With the Republican takeover in the House, many fiscal conservatives and independents hoped to see serious budgetary reform as the focus of the 112ths session.  Did that include entitlement reform?  National Review’s Ramesh Ponnuru argues in the New York Times that the Republicans didn’t get a mandate for restructuring Social Security and Medicare, and that it should only be attempted if Barack Obama signs onto the project.  Otherwise, it will have to wait for a Republican President in 2013:

Would-be reformers should draw two lessons from this history. The first is that reform can’t be sprung on the electorate. Reagan hadn’t campaigned on cutting Social Security in 1980, nor did the Gingrich Republicans promise to reduce the growth of Medicare.

Today is no different: while some Republican candidates in the last election spoke forthrightly about the need to rein in these programs — notably Representative Ryan himself, but also new Senators Marco Rubio of Florida and Rand Paul of Kentucky — most of them didn’t.

As a result, if Republicans spend much of the next two years fighting over these programs, voters who depend on them are going to be unpleasantly surprised. Keep in mind that most voters oppose cuts to Social Security and Medicare, so they are likely to be very nervous about any proposals to restrain their growth, especially if opponents portray such cuts as excessive. Even worse, most members of Congress are not well informed about these programs, so they’ll have a hard time soothing public anxieties.

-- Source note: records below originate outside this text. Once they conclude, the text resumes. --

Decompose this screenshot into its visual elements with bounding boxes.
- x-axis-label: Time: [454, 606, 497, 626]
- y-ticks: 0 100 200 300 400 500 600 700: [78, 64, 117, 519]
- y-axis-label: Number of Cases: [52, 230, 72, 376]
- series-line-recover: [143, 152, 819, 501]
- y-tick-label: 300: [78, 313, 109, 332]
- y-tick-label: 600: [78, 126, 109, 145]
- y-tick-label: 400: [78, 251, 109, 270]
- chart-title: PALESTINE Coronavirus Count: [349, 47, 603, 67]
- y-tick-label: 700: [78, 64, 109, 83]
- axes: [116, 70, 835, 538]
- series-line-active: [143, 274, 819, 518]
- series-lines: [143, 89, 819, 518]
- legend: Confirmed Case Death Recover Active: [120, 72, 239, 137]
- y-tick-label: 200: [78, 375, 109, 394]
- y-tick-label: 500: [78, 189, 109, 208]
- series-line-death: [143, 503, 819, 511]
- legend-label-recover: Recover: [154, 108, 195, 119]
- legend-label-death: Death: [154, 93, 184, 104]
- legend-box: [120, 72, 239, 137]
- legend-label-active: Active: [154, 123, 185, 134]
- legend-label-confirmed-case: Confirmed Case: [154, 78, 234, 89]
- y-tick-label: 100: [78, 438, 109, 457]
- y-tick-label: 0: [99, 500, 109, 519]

The second lesson is that presidential support for reform is a necessary, though not a sufficient, condition for success. As John Boehner, the new speaker of the House, said himself on election night, governing from Capitol Hill doesn’t work — the president has to set the agenda.

If Mr. Obama delivers a good-faith proposal for Social Security, for example in this month’s State of the Union address, then by all means Republicans should offer a serious counterproposal and, depending on their differences, negotiate. If he doesn’t, then Republicans should wait on a new president in 2013.

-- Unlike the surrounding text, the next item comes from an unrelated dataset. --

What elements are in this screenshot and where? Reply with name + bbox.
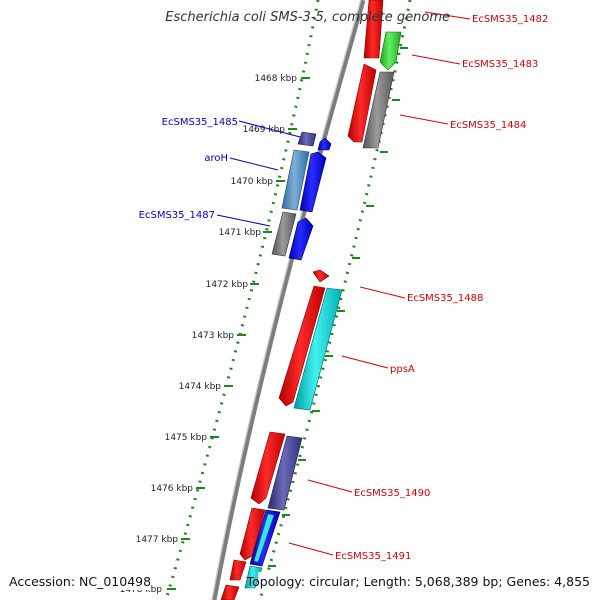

There are a couple of problems with this advice, however, chief among them Ponnuru’s optimism that Obama will lose his re-election bid in 2012.  If he doesn’t and still doesn’t want to talk about entitlement reform, what then?  In fact, his re-election could be seen as a mandate of approval for his entitlement expansion of ObamaCare, which will make pressing forward in 2013 even with a Congress fully controlled by the GOP somewhat awkward — and left in the same position as now, only with a bigger hole to fill.

Another problem is the looming debt ceiling question.  We are currently about $330 billion away from the ceiling now, which amounts to about three months of federal deficit spending at the current rate.  The flight towards the cap can be slowed a bit through the cuts Ponnuru suggests in non-entitlement spending, but not stopped altogether.  We need to strip about $1 trillion from the current budget on an annual basis to avoid breaching the debt limit.  Wage freezes for federal workers and eliminating funding for NPR and the National Endowment for the Arts won’t be enough.

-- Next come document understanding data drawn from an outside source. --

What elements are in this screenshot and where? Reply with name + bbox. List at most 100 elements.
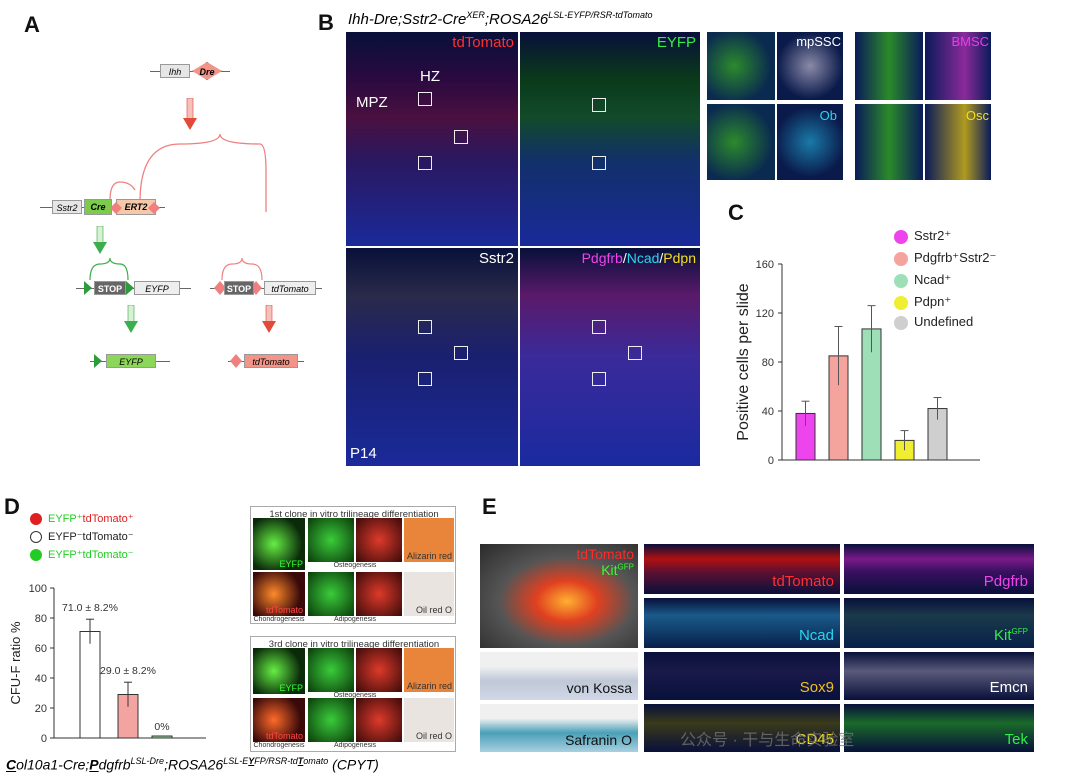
loxp-icon — [110, 202, 160, 214]
clone3-oilred: Oil red O — [404, 698, 454, 742]
clone3-osteo-td — [356, 648, 402, 692]
e-ncad: Ncad — [644, 598, 840, 648]
clone1-adipo-td — [356, 572, 402, 616]
chart-d: 0 20 40 60 80 100 CFU-F ratio % 71.0 ± 8.2% 29.0… — [8, 583, 206, 745]
e-kit: KitGFP — [844, 598, 1034, 648]
clone1-chondro-td: tdTomato — [253, 572, 305, 616]
arrow-down-red-icon-2 — [262, 305, 276, 333]
caption-adipo-1: Adipogenesis — [333, 616, 377, 623]
d-y-label: CFU-F ratio % — [8, 621, 23, 705]
c-tick-label: 40 — [762, 406, 774, 418]
e-vonkossa: von Kossa — [480, 652, 638, 700]
panel-label-c: C — [728, 200, 744, 225]
inset-eyfp-3 — [707, 104, 775, 180]
e-sox9: Sox9 — [644, 652, 840, 700]
chart-c: 0 40 80 120 160 Positive cells per slide — [735, 259, 980, 467]
e-pdgfrb: Pdgfrb — [844, 544, 1034, 594]
watermark: 公众号 · 干与生命实验室 — [680, 732, 855, 749]
micrograph-multiplex: Pdgfrb/Ncad/Pdpn — [520, 248, 700, 466]
clone1-oilred: Oil red O — [404, 572, 454, 616]
clone3-adipo-td — [356, 698, 402, 742]
c-tick-label: 160 — [756, 259, 774, 271]
gene-stop-1: STOP — [94, 281, 126, 295]
legend-d-2: EYFP⁺tdTomato⁻ — [48, 549, 134, 561]
caption-chondro-1: Chondrogenesis — [253, 616, 305, 623]
rox-remaining-icon — [230, 354, 242, 368]
legend-c-4: Undefined — [914, 314, 974, 329]
caption-adipo-3: Adipogenesis — [333, 742, 377, 749]
inset-ob: Ob — [777, 104, 843, 180]
e-tek: Tek — [844, 704, 1034, 752]
d-tick-label: 80 — [35, 613, 47, 625]
caption-chondro-3: Chondrogenesis — [253, 742, 305, 749]
clone3-alizarin: Alizarin red — [404, 648, 454, 692]
gene-sstr2: Sstr2 — [52, 200, 82, 214]
d-tick-label: 100 — [29, 583, 47, 595]
clone3-box: 3rd clone in vitro trilineage differenti… — [250, 636, 456, 752]
caption-osteo-1: Osteogenesis — [333, 562, 377, 569]
lox-triangles-icon — [84, 281, 134, 295]
inset-eyfp-2 — [855, 32, 923, 100]
clone1-osteo-eyfp — [308, 518, 354, 562]
inset-eyfp-4 — [855, 104, 923, 180]
bracket-icon — [109, 133, 267, 212]
c-tick-label: 80 — [762, 357, 774, 369]
e-cd45: CD45 — [644, 704, 840, 752]
d-tick-label: 0 — [41, 733, 47, 745]
gene-eyfp-out: EYFP — [106, 354, 156, 368]
gene-tdtomato: tdTomato — [264, 281, 316, 295]
panel-b-title: Ihh-Dre;Sstr2-CreXER;ROSA26LSL-EYFP/RSR-… — [348, 10, 653, 28]
legend-d-1: EYFP⁻tdTomato⁻ — [48, 531, 134, 543]
gene-cre: Cre — [84, 199, 112, 215]
panel-label-e: E — [482, 494, 497, 519]
d-bar-label: 29.0 ± 8.2% — [100, 665, 156, 677]
gene-ihh: Ihh — [160, 64, 190, 78]
e-tdtomato: tdTomato — [644, 544, 840, 594]
clone3-chondro-td: tdTomato — [253, 698, 305, 742]
d-bar-label: 0% — [154, 721, 169, 733]
gene-tdtomato-out: tdTomato — [244, 354, 298, 368]
clone1-adipo-eyfp — [308, 572, 354, 616]
caption-osteo-3: Osteogenesis — [333, 692, 377, 699]
clone3-chondro-eyfp: EYFP — [253, 648, 305, 694]
e-emcn: Emcn — [844, 652, 1034, 700]
micrograph-tdtomato: tdTomato HZ MPZ — [346, 32, 518, 246]
red-bracket-icon — [221, 258, 263, 281]
c-tick-label: 120 — [756, 308, 774, 320]
gene-stop-2: STOP — [224, 281, 254, 295]
clone1-chondro-eyfp: EYFP — [253, 518, 305, 570]
clone3-osteo-eyfp — [308, 648, 354, 692]
d-tick-label: 60 — [35, 643, 47, 655]
gene-eyfp: EYFP — [134, 281, 180, 295]
micrograph-eyfp: EYFP — [520, 32, 700, 246]
arrow-down-green-icon-2 — [124, 305, 138, 333]
clone1-osteo-td — [356, 518, 402, 562]
panel-label-a: A — [24, 12, 40, 37]
c-tick-label: 0 — [768, 455, 774, 467]
c-y-label: Positive cells per slide — [735, 283, 752, 441]
green-bracket-icon — [89, 258, 129, 281]
lox-remaining-icon — [94, 354, 102, 368]
panel-label-d: D — [4, 494, 20, 519]
inset-mpssc: mpSSC — [777, 32, 843, 100]
inset-osc: Osc — [925, 104, 991, 180]
legend-c-1: Pdgfrb⁺Sstr2⁻ — [914, 250, 997, 265]
panel-label-b: B — [318, 10, 334, 35]
legend-c-3: Pdpn⁺ — [914, 294, 952, 309]
d-bar — [79, 631, 101, 739]
gene-dre: Dre — [192, 62, 222, 80]
d-tick-label: 40 — [35, 673, 47, 685]
e-overlay-image: tdTomato KitGFP — [480, 544, 638, 648]
inset-bmsc: BMSC — [925, 32, 991, 100]
legend-c-2: Ncad⁺ — [914, 272, 952, 287]
legend-c-0: Sstr2⁺ — [914, 228, 952, 243]
clone3-adipo-eyfp — [308, 698, 354, 742]
clone1-alizarin: Alizarin red — [404, 518, 454, 562]
clone1-box: 1st clone in vitro trilineage differenti… — [250, 506, 456, 624]
micrograph-sstr2: Sstr2 P14 — [346, 248, 518, 466]
inset-eyfp-1 — [707, 32, 775, 100]
arrow-down-icon — [183, 98, 197, 130]
arrow-down-green-icon — [93, 226, 107, 254]
d-bar-label: 71.0 ± 8.2% — [62, 602, 118, 614]
d-bar — [151, 735, 173, 739]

For that matter, even entitlement reform won’t produce results fast enough to keep from hitting the cap, which is why Congress will almost certainly have to raise it.  But that move is opposed by 71% of the American public, which certainly looks like a mandate to make some drastic cuts to federal spending and structural changes to government.  Very clearly, the public has given the entire political class a mandate to end its borrowing spree and figure out a way to live within its means, and the moment to start doing that is now, not two years from now.

Politically, will such an effort succeed without having Obama on board?  Maybe not, but as the midterms and the year preceding it proved, the President doesn’t always set the agenda.  At the very least, an effort by Republicans in the House to seriously reform and reduce federal entitlement programs will demonstrate their credibility as fiscally responsible, and put more pressure on Obama to come up with his own plans to reform and reduce entitlements — just as the demand for welfare reform forced Bill Clinton to do the same.

Now is not the time for political caution.  Now is the time for bold action and setting the parameters of the debate.  Without that, Obama will easily get elected in 2012 and we’ll have to hear how the time is still not politically propitious to keep the US from falling over its debt cliff.

Update: In Gallup’s latest poll, it sure seems as though voters think Congress needs to tackle entitlement reform.  While Social Security and Medicare were not at the top of the list, 36% thought addressing Social Security was “extremely important” and 78% said it was either extremely or very important; the numbers on Medicare are 32% and 71%, respectively.